Atmospheric Flow, Loads and pOwer for Wind energy

The objective of the FLOW project is to develop new and innovative prediction methods for production statistics and load performance of modern GW-scale and 400-metre tall offshore and onshore wind energy systems. Our project will develop more accurate methods as regards the present state of the art (SOTA) and with high confidence, thereby reducing uncertainties, increasing productivity and grid stability, lowering Levelised Cost of Energy (LCoE), while establishing an open-source knowledge hub that will benefit the entire renewable energy sector and enable joint optimization between developers and OEMs. To reach these ambitions, FLOW will improve the knowledge of atmospheric flow physics and the interplay between wind farm (microscale) and large-scale (mesoscale) processes such as: wind farm global blockage, farm-farm interaction, and topographic and wake-added turbulence in complex terrain. Based on these principles, FLOW will develop and validate simulation tools that can be readily adopted by industry to lower economic uncertainties and enhance system reliability and power production, with wide economic and societal impacts. The proposed modelling framework will make extensive use of public experimental datasets to validate and train models within a FAIR data hub. The New European Wind Atlas (NEWA) database is the foundation to grow this innovative open-source ecosystem that links experimental data, flow models, and validation datasets for benchmarking and training. Industry adoption will be facilitated through a computationally efficient modular framework that allows scalability in a production environment. FLOW’s industrial partners, comprised of VESTAS, SGRE, and EDF, will verify compliance with operational processes and test the framework using private datasets to extend the validation range and demonstrate the added value of our results at a wide European scale.

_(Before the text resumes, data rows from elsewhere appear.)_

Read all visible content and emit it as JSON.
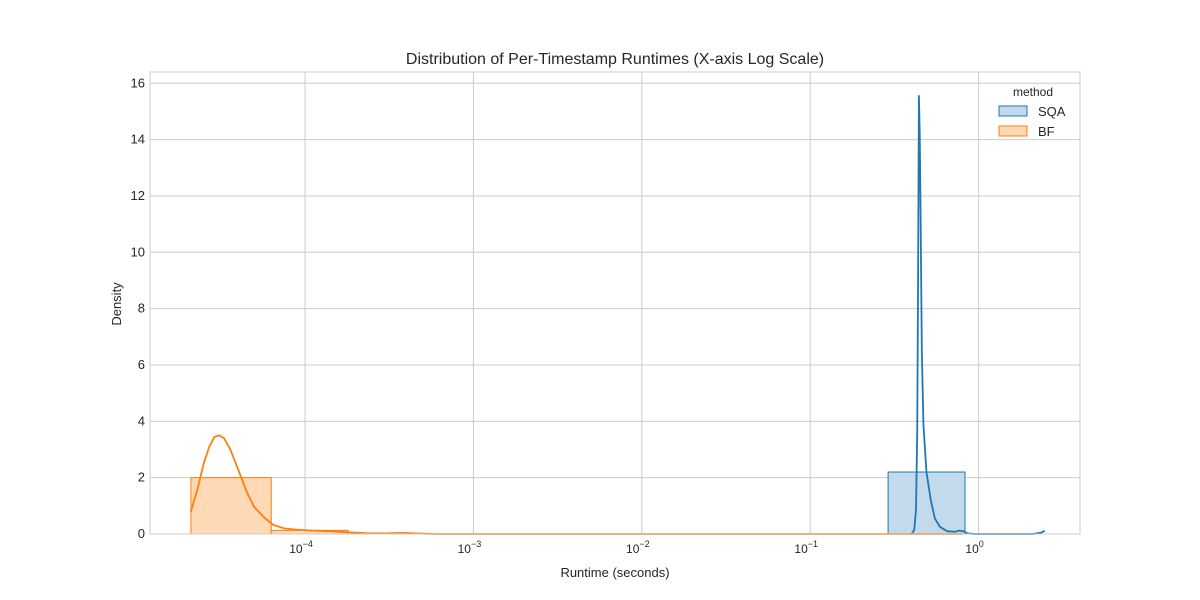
{
  "chart_data": {
    "type": "histogram",
    "title": "Distribution of Per-Timestamp Runtimes (X-axis Log Scale)",
    "xlabel": "Runtime (seconds)",
    "ylabel": "Density",
    "xscale": "log",
    "xlim": [
      1.2e-05,
      4.0
    ],
    "ylim": [
      0,
      16.4
    ],
    "grid": true,
    "x_ticks": [
      {
        "value": 0.0001,
        "base": "10",
        "exp": "−4"
      },
      {
        "value": 0.001,
        "base": "10",
        "exp": "−3"
      },
      {
        "value": 0.01,
        "base": "10",
        "exp": "−2"
      },
      {
        "value": 0.1,
        "base": "10",
        "exp": "−1"
      },
      {
        "value": 1,
        "base": "10",
        "exp": "0"
      }
    ],
    "y_ticks": [
      0,
      2,
      4,
      6,
      8,
      10,
      12,
      14,
      16
    ],
    "legend": {
      "title": "method",
      "position": "top-right",
      "entries": [
        {
          "label": "SQA",
          "color": "#1f77b4",
          "fill": "#c3d9ec"
        },
        {
          "label": "BF",
          "color": "#ff7f0e",
          "fill": "#ffd8b6"
        }
      ]
    },
    "series": [
      {
        "name": "SQA",
        "color": "#1f77b4",
        "fill": "#c3d9ec",
        "bins": [
          {
            "x0": 0.29,
            "x1": 0.83,
            "density": 2.2
          }
        ],
        "kde": [
          [
            0.4,
            0.0
          ],
          [
            0.415,
            0.15
          ],
          [
            0.425,
            0.9
          ],
          [
            0.432,
            3.7
          ],
          [
            0.437,
            9.0
          ],
          [
            0.442,
            15.55
          ],
          [
            0.447,
            14.2
          ],
          [
            0.452,
            11.5
          ],
          [
            0.46,
            6.5
          ],
          [
            0.47,
            3.9
          ],
          [
            0.49,
            2.2
          ],
          [
            0.52,
            1.2
          ],
          [
            0.55,
            0.55
          ],
          [
            0.59,
            0.25
          ],
          [
            0.65,
            0.1
          ],
          [
            0.72,
            0.08
          ],
          [
            0.77,
            0.12
          ],
          [
            0.81,
            0.1
          ],
          [
            0.86,
            0.02
          ],
          [
            0.95,
            0.0
          ],
          [
            1.5,
            0.0
          ],
          [
            2.1,
            0.0
          ],
          [
            2.35,
            0.05
          ],
          [
            2.45,
            0.1
          ]
        ]
      },
      {
        "name": "BF",
        "color": "#ff7f0e",
        "fill": "#ffd8b6",
        "bins": [
          {
            "x0": 2.1e-05,
            "x1": 6.3e-05,
            "density": 2.0
          },
          {
            "x0": 6.3e-05,
            "x1": 0.00018,
            "density": 0.13
          }
        ],
        "kde": [
          [
            2.1e-05,
            0.8
          ],
          [
            2.3e-05,
            1.6
          ],
          [
            2.5e-05,
            2.5
          ],
          [
            2.7e-05,
            3.1
          ],
          [
            2.9e-05,
            3.45
          ],
          [
            3.1e-05,
            3.5
          ],
          [
            3.3e-05,
            3.4
          ],
          [
            3.6e-05,
            3.0
          ],
          [
            4e-05,
            2.3
          ],
          [
            4.5e-05,
            1.5
          ],
          [
            5e-05,
            0.95
          ],
          [
            5.8e-05,
            0.55
          ],
          [
            6.5e-05,
            0.32
          ],
          [
            7.5e-05,
            0.2
          ],
          [
            9e-05,
            0.15
          ],
          [
            0.00011,
            0.12
          ],
          [
            0.00014,
            0.1
          ],
          [
            0.00018,
            0.06
          ],
          [
            0.00023,
            0.03
          ],
          [
            0.0003,
            0.02
          ],
          [
            0.00038,
            0.04
          ],
          [
            0.00045,
            0.02
          ],
          [
            0.0006,
            0.0
          ],
          [
            0.001,
            0.0
          ],
          [
            0.01,
            0.0
          ],
          [
            0.1,
            0.0
          ],
          [
            0.29,
            0.0
          ],
          [
            0.5,
            0.0
          ],
          [
            0.8,
            0.0
          ]
        ]
      }
    ]
  }
}
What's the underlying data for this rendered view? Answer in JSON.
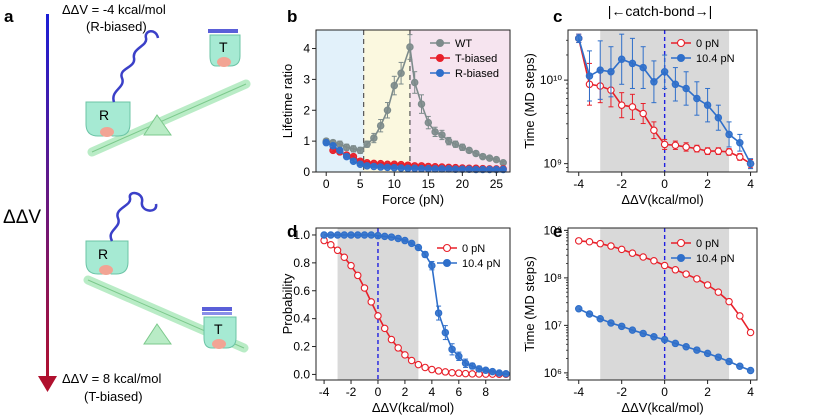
{
  "panels": {
    "a": {
      "letter": "a",
      "top_label_1": "ΔΔV = -4 kcal/mol",
      "top_label_2": "(R-biased)",
      "axis_label": "ΔΔV",
      "bottom_label_1": "ΔΔV = 8 kcal/mol",
      "bottom_label_2": "(T-biased)",
      "state_R": "R",
      "state_T": "T"
    },
    "b": {
      "letter": "b"
    },
    "c": {
      "letter": "c",
      "bracket_label": "|←catch-bond→|"
    },
    "d": {
      "letter": "d"
    },
    "e": {
      "letter": "e"
    }
  },
  "chart_data": [
    {
      "id": "b",
      "type": "line",
      "xlabel": "Force (pN)",
      "ylabel": "Lifetime ratio",
      "xlim": [
        -1.5,
        27
      ],
      "ylim": [
        0,
        4.6
      ],
      "xticks": [
        0,
        5,
        10,
        15,
        20,
        25
      ],
      "yticks": [
        0,
        1,
        2,
        3,
        4
      ],
      "vlines": [
        5.5,
        12.3
      ],
      "shaded_regions": [
        {
          "from": -1.5,
          "to": 5.5,
          "color": "#e2f1fa"
        },
        {
          "from": 5.5,
          "to": 12.3,
          "color": "#fbf8df"
        },
        {
          "from": 12.3,
          "to": 27,
          "color": "#f6e4ef"
        }
      ],
      "series": [
        {
          "name": "WT",
          "color": "#7d8b8b",
          "x": [
            0,
            1,
            2,
            3,
            4,
            5,
            6,
            7,
            8,
            9,
            10,
            11,
            12.3,
            13,
            14,
            15,
            16,
            17,
            18,
            19,
            20,
            21,
            22,
            23,
            24,
            25,
            26
          ],
          "y": [
            1.0,
            0.95,
            0.9,
            0.8,
            0.75,
            0.7,
            0.9,
            1.1,
            1.5,
            2.0,
            2.8,
            3.2,
            4.05,
            2.9,
            2.2,
            1.6,
            1.3,
            1.2,
            1.0,
            0.9,
            0.8,
            0.7,
            0.6,
            0.5,
            0.45,
            0.4,
            0.3
          ],
          "err": [
            0.08,
            0.08,
            0.1,
            0.1,
            0.1,
            0.1,
            0.1,
            0.15,
            0.2,
            0.25,
            0.3,
            0.35,
            0.4,
            0.35,
            0.3,
            0.2,
            0.15,
            0.15,
            0.12,
            0.1,
            0.1,
            0.08,
            0.08,
            0.06,
            0.06,
            0.05,
            0.05
          ]
        },
        {
          "name": "T-biased",
          "color": "#e8202a",
          "x": [
            1,
            2,
            3,
            4,
            5,
            6,
            7,
            8,
            9,
            10,
            11,
            12,
            13,
            14,
            15,
            16,
            17,
            18,
            19,
            20,
            21,
            22,
            23,
            24,
            25,
            26
          ],
          "y": [
            0.7,
            0.65,
            0.55,
            0.5,
            0.35,
            0.3,
            0.28,
            0.27,
            0.25,
            0.25,
            0.24,
            0.22,
            0.2,
            0.2,
            0.18,
            0.17,
            0.16,
            0.15,
            0.14,
            0.13,
            0.12,
            0.12,
            0.11,
            0.1,
            0.1,
            0.1
          ],
          "err": [
            0.05,
            0.05,
            0.05,
            0.05,
            0.05,
            0.04,
            0.04,
            0.04,
            0.04,
            0.04,
            0.04,
            0.04,
            0.03,
            0.03,
            0.03,
            0.03,
            0.03,
            0.03,
            0.03,
            0.03,
            0.02,
            0.02,
            0.02,
            0.02,
            0.02,
            0.02
          ]
        },
        {
          "name": "R-biased",
          "color": "#2f6fca",
          "x": [
            0,
            1,
            2,
            3,
            4,
            5,
            6,
            7,
            8,
            9,
            10,
            11,
            12,
            13,
            14,
            15,
            16,
            17,
            18,
            19,
            20,
            21,
            22,
            23,
            24,
            25,
            26
          ],
          "y": [
            0.95,
            0.85,
            0.7,
            0.5,
            0.35,
            0.25,
            0.2,
            0.18,
            0.16,
            0.15,
            0.14,
            0.13,
            0.12,
            0.12,
            0.11,
            0.11,
            0.1,
            0.1,
            0.1,
            0.09,
            0.09,
            0.09,
            0.08,
            0.08,
            0.08,
            0.08,
            0.08
          ],
          "err": [
            0.05,
            0.06,
            0.06,
            0.05,
            0.05,
            0.04,
            0.04,
            0.03,
            0.03,
            0.03,
            0.03,
            0.03,
            0.03,
            0.03,
            0.02,
            0.02,
            0.02,
            0.02,
            0.02,
            0.02,
            0.02,
            0.02,
            0.02,
            0.02,
            0.02,
            0.02,
            0.02
          ]
        }
      ]
    },
    {
      "id": "c",
      "type": "line",
      "xlabel": "ΔΔV(kcal/mol)",
      "ylabel": "Time (MD steps)",
      "xlim": [
        -4.5,
        4.3
      ],
      "ylim_log10": [
        8.9,
        10.6
      ],
      "xticks": [
        -4,
        -2,
        0,
        2,
        4
      ],
      "yticks_log10": [
        9,
        10
      ],
      "ytick_labels": [
        "10⁹",
        "10¹⁰"
      ],
      "shaded": [
        -3,
        3
      ],
      "dashed_x": 0,
      "series": [
        {
          "name": "0 pN",
          "color": "#e8202a",
          "marker": "open",
          "x": [
            -4,
            -3.5,
            -3,
            -2.5,
            -2,
            -1.5,
            -1,
            -0.5,
            0,
            0.5,
            1,
            1.5,
            2,
            2.5,
            3,
            3.5,
            4
          ],
          "y_log10": [
            10.5,
            9.95,
            9.93,
            9.88,
            9.7,
            9.68,
            9.6,
            9.4,
            9.23,
            9.22,
            9.2,
            9.18,
            9.15,
            9.15,
            9.14,
            9.08,
            9.0
          ],
          "err_log10": [
            0.05,
            0.25,
            0.2,
            0.2,
            0.15,
            0.15,
            0.12,
            0.1,
            0.06,
            0.05,
            0.05,
            0.04,
            0.04,
            0.04,
            0.04,
            0.04,
            0.05
          ]
        },
        {
          "name": "10.4 pN",
          "color": "#2f6fca",
          "marker": "filled",
          "x": [
            -4,
            -3.5,
            -3,
            -2.5,
            -2,
            -1.5,
            -1,
            -0.5,
            0,
            0.5,
            1,
            1.5,
            2,
            2.5,
            3,
            3.5,
            4
          ],
          "y_log10": [
            10.5,
            10.05,
            10.12,
            10.1,
            10.25,
            10.2,
            10.15,
            9.98,
            10.1,
            9.95,
            9.9,
            9.78,
            9.7,
            9.55,
            9.35,
            9.25,
            9.0
          ],
          "err_log10": [
            0.05,
            0.3,
            0.35,
            0.3,
            0.3,
            0.3,
            0.25,
            0.25,
            0.2,
            0.2,
            0.2,
            0.2,
            0.2,
            0.15,
            0.15,
            0.1,
            0.06
          ]
        }
      ]
    },
    {
      "id": "d",
      "type": "line",
      "xlabel": "ΔΔV(kcal/mol)",
      "ylabel": "Probability",
      "xlim": [
        -4.6,
        9.8
      ],
      "ylim": [
        -0.04,
        1.05
      ],
      "xticks": [
        -4,
        -2,
        0,
        2,
        4,
        6,
        8
      ],
      "yticks": [
        0.0,
        0.2,
        0.4,
        0.6,
        0.8,
        1.0
      ],
      "ytick_labels": [
        "0.0",
        "0.2",
        "0.4",
        "0.6",
        "0.8",
        "1.0"
      ],
      "shaded": [
        -3,
        3
      ],
      "dashed_x": 0,
      "series": [
        {
          "name": "0 pN",
          "color": "#e8202a",
          "marker": "open",
          "x": [
            -4,
            -3.5,
            -3,
            -2.5,
            -2,
            -1.5,
            -1,
            -0.5,
            0,
            0.5,
            1,
            1.5,
            2,
            2.5,
            3,
            3.5,
            4,
            4.5,
            5,
            5.5,
            6,
            6.5,
            7,
            7.5,
            8,
            8.5,
            9,
            9.5
          ],
          "y": [
            0.96,
            0.93,
            0.89,
            0.84,
            0.78,
            0.71,
            0.62,
            0.52,
            0.42,
            0.33,
            0.25,
            0.19,
            0.14,
            0.1,
            0.07,
            0.05,
            0.035,
            0.025,
            0.018,
            0.012,
            0.009,
            0.006,
            0.004,
            0.003,
            0.002,
            0.002,
            0.001,
            0.001
          ]
        },
        {
          "name": "10.4 pN",
          "color": "#2f6fca",
          "marker": "filled",
          "x": [
            -4,
            -3.5,
            -3,
            -2.5,
            -2,
            -1.5,
            -1,
            -0.5,
            0,
            0.5,
            1,
            1.5,
            2,
            2.5,
            3,
            3.5,
            4,
            4.5,
            5,
            5.5,
            6,
            6.5,
            7,
            7.5,
            8,
            8.5,
            9,
            9.5
          ],
          "y": [
            1.0,
            1.0,
            1.0,
            1.0,
            1.0,
            1.0,
            1.0,
            1.0,
            0.995,
            0.99,
            0.985,
            0.975,
            0.96,
            0.94,
            0.91,
            0.86,
            0.78,
            0.44,
            0.3,
            0.18,
            0.13,
            0.08,
            0.06,
            0.04,
            0.03,
            0.02,
            0.01,
            0.005
          ],
          "err": [
            0,
            0,
            0,
            0,
            0,
            0,
            0,
            0,
            0,
            0,
            0,
            0,
            0.005,
            0.01,
            0.01,
            0.02,
            0.03,
            0.05,
            0.05,
            0.04,
            0.03,
            0.03,
            0.02,
            0.02,
            0.01,
            0.01,
            0.01,
            0.005
          ]
        }
      ]
    },
    {
      "id": "e",
      "type": "line",
      "xlabel": "ΔΔV(kcal/mol)",
      "ylabel": "Time (MD steps)",
      "xlim": [
        -4.5,
        4.3
      ],
      "ylim_log10": [
        5.85,
        9.05
      ],
      "xticks": [
        -4,
        -2,
        0,
        2,
        4
      ],
      "yticks_log10": [
        6,
        7,
        8,
        9
      ],
      "ytick_labels": [
        "10⁶",
        "10⁷",
        "10⁸",
        "10⁹"
      ],
      "shaded": [
        -3,
        3
      ],
      "dashed_x": 0,
      "series": [
        {
          "name": "0 pN",
          "color": "#e8202a",
          "marker": "open",
          "x": [
            -4,
            -3.5,
            -3,
            -2.5,
            -2,
            -1.5,
            -1,
            -0.5,
            0,
            0.5,
            1,
            1.5,
            2,
            2.5,
            3,
            3.5,
            4
          ],
          "y_log10": [
            8.78,
            8.76,
            8.72,
            8.67,
            8.6,
            8.52,
            8.44,
            8.36,
            8.26,
            8.17,
            8.08,
            7.98,
            7.85,
            7.7,
            7.5,
            7.2,
            6.85
          ]
        },
        {
          "name": "10.4 pN",
          "color": "#2f6fca",
          "marker": "filled",
          "x": [
            -4,
            -3.5,
            -3,
            -2.5,
            -2,
            -1.5,
            -1,
            -0.5,
            0,
            0.5,
            1,
            1.5,
            2,
            2.5,
            3,
            3.5,
            4
          ],
          "y_log10": [
            7.35,
            7.24,
            7.14,
            7.05,
            6.98,
            6.9,
            6.83,
            6.76,
            6.7,
            6.62,
            6.55,
            6.48,
            6.41,
            6.33,
            6.24,
            6.14,
            6.05
          ]
        }
      ]
    }
  ]
}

The first year of the FLOW project focused on generation of high-fidelity simulation data, and experimental data from field campaigns using remote sensing lidars. These activities provide data for the model validations at later stages of the project. Another focus area was the modelling activities progressing the WRF mesoscale modelling, engineering modelling tools, and theoretical turbulence models adapted for regimes relevant for taller turbines. In addition, an Application Programming Interface (API) for integration of the modelling tools used, i.e. Pywake, Foxes, Wayve and Code_saturne was developed as well as a knowledge hub cataloguing the data. The hub development is done I dialogue with the sibling projects Meridional and Aire under the same call.

The experimental campaigns done under the auspice of the FLOW project and the extensive generation of high-fidelity data sets focusing on low level jets as well as shallow boundary layers provide unique validation data for modelling activities within FLOW and beyond through the FLOW hub access point which is crucial for ensuring further uptake and success. Another uptake-enabler is the common API for the various sub tools, and a key resource for success is the availability of industrial wind turbine operational data for massive model validation. The turbulence model extensions developed in FLOW have the potential to alter the current inflow wind field models used in the IEC standards on wind turbine design regarding the inclusion of a “super statistical” covariance structure of the wind fields as well as the incorporation of large-scale anisotropic wind field structures in the classical Mann turbulence model.